Cina | Jiangsu | La terracotta di Yixing

11 dicembre 2017 | | |

Yixing e' una contea all'interno della prefettura di Wuxi in Jiangsu, a poco piu' di 2 ore di treno veloce da Shanghai. Ha una storia che va molto indietro nel tempo, alla sua fondazione nel 221 a.C. Oggi e' una citta' di "appena" 1,2 milioni di abitanti.

Yixing, e in particolare la zona di Dingshu, e' famoso nel mondo per la sua argilla. L'argilla di Dingshu serve a produrre, appunto, le terracotte di Yixing (sarebbe meglio chiamarle terracotte di Dingshu, comunque), e in particolare le teiere piu' pregiate di tutta la Cina. L'utilizzo di questo materiale risale alla dinastia Song (960-1279) e da allora chiunque si avvicini all'arte del te' cinese sentira' sempre parlare delle teiere di Yixing come il non-plus-ultra delle attrezzature da te' tradizionali.

L'argilla di Yixing e' principalmente composta da caolino, quarzo e mica con un alto contenuto di ossido di ferro. Si trova a grandi profondita' e la qualita' del prodotto finale dipende molto dalla purezza dell'argilla e dalla quantita' di acqua utilizzata. Le teiere piu' pregiate sono realizzate a mano con attrezzi di bambu', mentre quelle piu' economiche sono prodotte in serie con la tecnica colata a impasto umido. Sono cotte tra i 1100 e i 1200 gradi.

Le terracotte sono normalmente lasciate del colore naturale, rosso o marrone, e non sono smaltate. Questo tipo di terracotte sono conosciute con il nome di zisha, anche se il termine esatto dipende dal colore della terra:
- viola/rosso/marrone: zisha (il piu' comune, letteralmente "sabbia violacea");
- marrone rossastro con un alto contenuto di ferro: zhusha;
- rosso: hongni;
- beige/blu/verde/nero: duanni (zhuni + pietre e altri minerali).

Detto questo, perche' le teiere di Yixing sono cosi' famose? Perche' permettono al te' di dare il meglio di se'. Inoltre ne assorbono il sapore. Addirittura leggenda vuole che dopo decenni di utilizzo le teiere di Yixing producano il te' con la sola aggiunta di acqua calda...! Trattandosi di teiere di terracotta, sono adatte a preparare te' oolong, nero e pu'er.
Proprio per le qualita' assorbenti della terracotta, queste teiere non devono essere mai lavate e devono essere usate per un solo tipo di te'. Una teiera, un te'. Considerando che una teiera di Yixing puo' costare centinaia di Euro, la vera arte del te' diventa presto molto meno accessibile...!

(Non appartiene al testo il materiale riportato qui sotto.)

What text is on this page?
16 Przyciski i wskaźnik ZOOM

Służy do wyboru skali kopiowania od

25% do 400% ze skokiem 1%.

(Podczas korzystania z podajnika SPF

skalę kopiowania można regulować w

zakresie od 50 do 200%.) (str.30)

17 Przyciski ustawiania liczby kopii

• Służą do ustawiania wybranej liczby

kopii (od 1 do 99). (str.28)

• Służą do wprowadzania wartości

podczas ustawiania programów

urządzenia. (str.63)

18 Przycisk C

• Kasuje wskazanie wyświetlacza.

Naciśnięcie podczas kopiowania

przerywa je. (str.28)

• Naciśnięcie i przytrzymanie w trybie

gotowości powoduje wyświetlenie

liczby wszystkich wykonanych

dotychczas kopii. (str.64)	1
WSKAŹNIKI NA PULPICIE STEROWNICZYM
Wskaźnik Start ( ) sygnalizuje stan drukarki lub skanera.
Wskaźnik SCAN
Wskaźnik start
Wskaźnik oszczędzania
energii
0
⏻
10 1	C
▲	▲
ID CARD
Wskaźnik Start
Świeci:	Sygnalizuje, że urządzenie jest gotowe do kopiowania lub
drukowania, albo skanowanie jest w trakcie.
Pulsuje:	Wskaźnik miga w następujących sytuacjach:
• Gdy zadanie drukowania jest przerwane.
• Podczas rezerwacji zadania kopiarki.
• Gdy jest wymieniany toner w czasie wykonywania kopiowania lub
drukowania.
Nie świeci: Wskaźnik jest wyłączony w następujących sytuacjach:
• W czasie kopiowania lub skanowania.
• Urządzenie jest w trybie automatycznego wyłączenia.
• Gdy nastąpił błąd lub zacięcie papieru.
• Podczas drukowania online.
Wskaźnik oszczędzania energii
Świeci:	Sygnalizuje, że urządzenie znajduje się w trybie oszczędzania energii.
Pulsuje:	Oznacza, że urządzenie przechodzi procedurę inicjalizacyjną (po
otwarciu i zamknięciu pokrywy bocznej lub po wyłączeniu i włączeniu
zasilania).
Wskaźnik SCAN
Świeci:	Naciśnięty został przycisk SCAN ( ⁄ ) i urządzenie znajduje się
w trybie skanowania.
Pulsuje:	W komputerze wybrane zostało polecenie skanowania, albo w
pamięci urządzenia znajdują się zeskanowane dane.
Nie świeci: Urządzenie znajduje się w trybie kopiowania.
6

Tradizionalmente, le teiere in terracotta erano piccole e compatte. Questo perche' erano usate soprattutto in viaggio. Dal 1700 invece si inizio' ad usare le teiere anche nelle abitazioni e da allora gli artigiani iniziarono a sbizzarrirsi con le forme, a volte arrivando anche al kitsch. Ovviamente in quanto teiere tradizionali, si tratta sempre e comunque di volumi limitati (max 180 ml).

La piu' famosa fornace che produce terracotte di Yixing e' Yixing Factory Number One. Fu fondata con il nome di Jiangsu Provincial Ceramics Factory nel 1918 e arrivo' a impiegare piu' di 600 persone. Le sorti della fornace furono pero' altalenanti: l'occupazione giapponese ridusse la manodopera disponibile (nel senso fisico del termine...), la rivoluzione del 1949 riavvio' la produzione (con il nome attuale) per poi convertirla, durante la Rivoluzione Culturale, in una fabbrica di pentole in coccio smaltate. La fornace riprese l'attivita' tradizionale alla fine degli anni '70.

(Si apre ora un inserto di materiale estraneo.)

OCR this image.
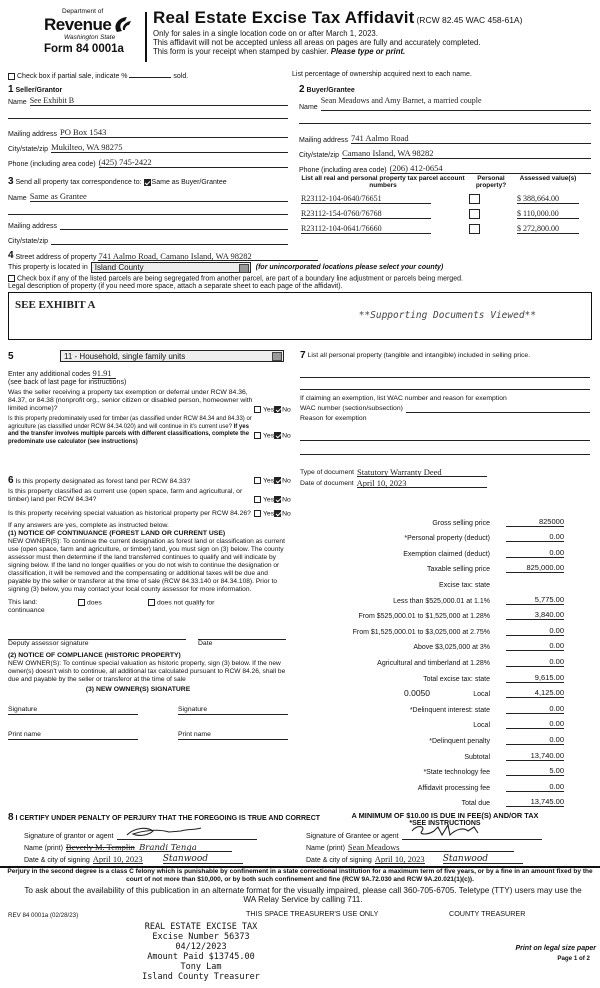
Department of
Revenue
Washington State
Form 84 0001a
Real Estate Excise Tax Affidavit (RCW 82.45 WAC 458-61A)
Only for sales in a single location code on or after March 1, 2023.
This affidavit will not be accepted unless all areas on pages are fully and accurately completed.
This form is your receipt when stamped by cashier. Please type or print.
Check box if partial sale, indicate %	sold.	List percentage of ownership acquired next to each name.
1 Seller/Grantor
Name See Exhibit B
Mailing address PO Box 1543
City/state/zip Mukilteo, WA 98275
Phone (including area code) (425) 745-2422
2 Buyer/Grantee
Name
Sean Meadows and Amy Barnet, a married couple
Mailing address 741 Aalmo Road
City/state/zip Camano Island, WA 98282
Phone (including area code) (206) 412-0654
3 Send all property tax correspondence to: Same as Buyer/Grantee
Name Same as Grantee
Mailing address
City/state/zip
List all real and personal property tax parcel account numbers
Personal property?
Assessed value(s)
R23112-104-0640/76651	$ 388,664.00
R23112-154-0760/76768	$ 110,000.00
R23112-104-0641/76660	$ 272,800.00
4
Street address of property 741 Aalmo Road, Camano Island, WA 98282
This property is located in Island County	(for unincorporated locations please select your county)
Check box if any of the listed parcels are being segregated from another parcel, are part of a boundary line adjustment or parcels being merged.
Legal description of property (if you need more space, attach a separate sheet to each page of the affidavit).
SEE EXHIBIT A
**Supporting Documents Viewed**
5	11 - Household, single family units
Enter any additional codes 91.91
(see back of last page for instructions)
Was the seller receiving a property tax exemption or deferral under RCW 84.36, 84.37, or 84.38 (nonprofit org., senior citizen or disabled person, homeowner with limited income)?	Yes No
Is this property predominately used for timber (as classified under RCW 84.34 and 84.33) or agriculture (as classified under RCW 84.34.020) and will continue in it's current use? If yes and the transfer involves multiple parcels with different classifications, complete the predominate use calculator (see instructions)
Yes No
6 Is this property designated as forest land per RCW 84.33?	Yes No
Is this property classified as current use (open space, farm and agricultural, or timber) land per RCW 84.34?	Yes No
Is this property receiving special valuation as historical property per RCW 84.26?	Yes No
If any answers are yes, complete as instructed below.
(1) NOTICE OF CONTINUANCE (FOREST LAND OR CURRENT USE)
NEW OWNER(S): To continue the current designation as forest land or classification as current use (open space, farm and agriculture, or timber) land, you must sign on (3) below. The county assessor must then determine if the land transferred continues to qualify and will indicate by signing below. If the land no longer qualifies or you do not wish to continue the designation or classification, it will be removed and the compensating or additional taxes will be due and payable by the seller or transferor at the time of sale (RCW 84.33.140 or 84.34.108). Prior to signing (3) below, you may contact your local county assessor for more information.
This land:	does	does not qualify for
continuance
Deputy assessor signature	Date
(2) NOTICE OF COMPLIANCE (HISTORIC PROPERTY)
NEW OWNER(S): To continue special valuation as historic property, sign (3) below. If the new owner(s) doesn't wish to continue, all additional tax calculated pursuant to RCW 84.26, shall be due and payable by the seller or transferor at the time of sale
(3) NEW OWNER(S) SIGNATURE
Signature	Signature
Print name	Print name
7 List all personal property (tangible and intangible) included in selling price.
If claiming an exemption, list WAC number and reason for exemption
WAC number (section/subsection)
Reason for exemption
Type of document Statutory Warranty Deed
Date of document April 10, 2023
Gross selling price	825000
*Personal property (deduct)	0.00
Exemption claimed (deduct)	0.00
Taxable selling price	825,000.00
Excise tax: state
Less than $525,000.01 at 1.1%	5,775.00
From $525,000.01 to $1,525,000 at 1.28%	3,840.00
From $1,525,000.01 to $3,025,000 at 2.75%	0.00
Above $3,025,000 at 3%	0.00
Agricultural and timberland at 1.28%	0.00
Total excise tax: state	9,615.00
0.0050	Local	4,125.00
*Delinquent interest: state	0.00
Local	0.00
*Delinquent penalty	0.00
Subtotal	13,740.00
*State technology fee	5.00
Affidavit processing fee	0.00
Total due	13,745.00
A MINIMUM OF $10.00 IS DUE IN FEE(S) AND/OR TAX
*SEE INSTRUCTIONS
8 I CERTIFY UNDER PENALTY OF PERJURY THAT THE FOREGOING IS TRUE AND CORRECT
Signature of grantor or agent
Name (print) Beverly M. Templin Brandi Tenga
Date & city of signing April 10, 2023 Stanwood
Signature of Grantee or agent
Name (print) Sean Meadows
Date & city of signing April 10, 2023 Stanwood
Perjury in the second degree is a class C felony which is punishable by confinement in a state correctional institution for a maximum term of five years, or by a fine in an amount fixed by the court of not more than $10,000, or by both such confinement and fine (RCW 9A.72.030 and RCW 9A.20.021(1)(c)).
To ask about the availability of this publication in an alternate format for the visually impaired, please call 360-705-6705. Teletype (TTY) users may use the WA Relay Service by calling 711.
REV 84 0001a (02/28/23)	THIS SPACE TREASURER'S USE ONLY	COUNTY TREASURER
REAL ESTATE EXCISE TAX
Excise Number 56373
04/12/2023
Amount Paid $13745.00
Tony Lam
Island County Treasurer
Print on legal size paper
Page 1 of 2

Ad eccezione di pezzi prodotti durante il periodo piu' buio della storia cinese moderna, le terracotte riportano la firma di chi le ha prodotte e la manovalanza deve seguire un rigoroso percorso formativo che porta dal semplice tecnico al grande maestro artigiano. I pezzi piu' pregiati, firmati dal grande maestro artigiano, possono richiedere anche due anni di attesa. Uno dei pezzi piu' cari e' stato venduto per 2 milioni USD. I grandi maestri artigiani hanno negli ultimi anni aperto spazi espositivi nei quali e' possibile ammirare molti dei loro pezzi (ed eventualmente comprarli se avete con voi qualche decina di migliaia di RMB). Gli artisti di livello inferiore tengono le proprie creazioni in casa e per accedervi bisogna contattarli direttamente. E' in corso di realizzazione uno spazio turistico di grandi dimensioni che e' previsto ospitera' molti laboratori e negozi con pezzi piu' a misura di turista.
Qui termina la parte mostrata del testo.